Jakarta, CNBC Indonesia - Nilai tukar rupiah terpantau menguat terhadap dolar Amerika Serikat (AS) pada pertengahan perdagangan hari ini, Senin (24/6/2024).
Dilansir dari Refinitiv, rupiah tercatat menguat 0,06% pada 12:00 WIB ke level Rp16.435/US$. Apresiasi ini berbanding terbalik dengan pembukaan perdagangan yang justru melemah 0,12% ke angka Rp16.465/US$.
Di awal perdagangan hari ini, rupiah melemah di tengah sikap investor asing yang keluar dari pasar keuangan domestik. Hal ini tercatat oleh Bank Indonesia (BI) pada data transaksi 19-20 Juni 2024 bahwa investor asing melakukan jual neto Rp0,78 triliun terdiri dari jual neto Rp1,42 triliun di pasar saham, beli neto Rp0,45 triliun di Surat Berharga Negara (SBN) dan beli neto Rp0,19 triliun di Sekuritas Rupiah Bank Indonesia (SRBI).
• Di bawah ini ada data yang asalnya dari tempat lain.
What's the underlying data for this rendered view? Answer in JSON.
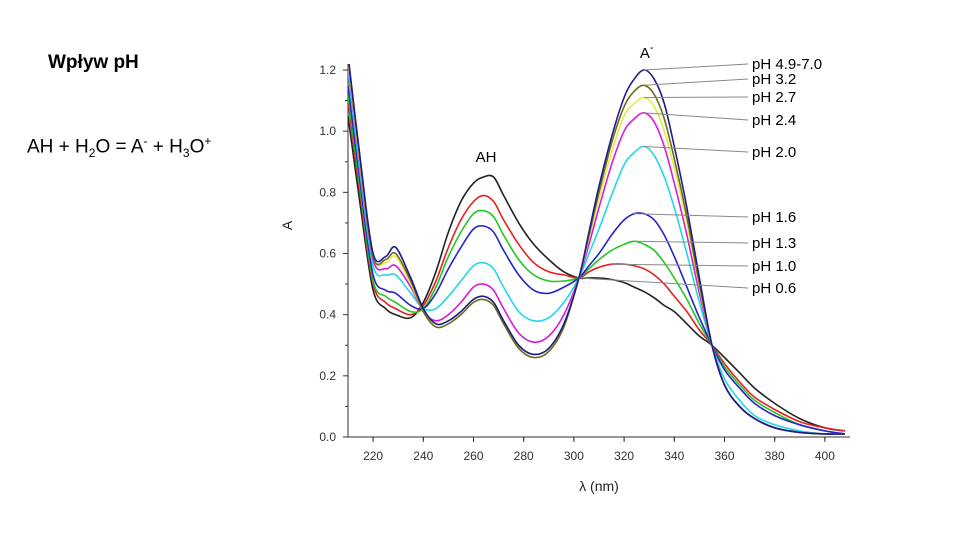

Namun kekhawatiran itu mulai mereda setelah Konferensi Pers terkait Kondisi Fundamental Ekonomi Terkini dan Rencana Anggaran Pendapatan dan Belanja Negara (RAPBN) 2025 di Kantor Pusat Ditjen Pajak, Jakarta yang menghadirkan Menteri Koordinator Bidang Perekonomian Airlangga Hartarto, Menteri Keuangan Sri Mulyani dan Anggota Bidang Keuangan Tim Gugus Tugas Sinkronisasi Pemerintahan Thomas Djiwandono digelar.
Kekhawatiran investor perihal defisit akan menembus level 3% PDB dipatahkan oleh Airlangga yang menegaskan bahwa APBN pada 2025 akan tetap dijaga sesuai dengan batas-batas aman sesuai yang diamanatkan dalam Undang-Undang Keuangan Negara. Termasuk soal batasan rasio utang terhadap PDB.
"Range defisit di APBN 2,29-2,82% PDB untuk mendukung APBN yang sehat dan berkelanjutan," ucap Airlangga.
Lebih lanjut, Thomas juga memastikan presiden terpilih 2024-2029, Prabowo Subianto, tidak akan meningkatkan rasio utang negara hingga 50% dari produk domestik bruto (PDB). Pernyataan itu menjawab rumor yang sebelumnya telah beredar.
Thomas menyangkal rumor tersebut dan telah merugikan mata uang negara dan pasar obligasi Indonesia.
"Kami sama sekali tidak membicarakan target utang terhadap PDB. Ini bukan rencana kebijakan yang resmi," tegas Thomas.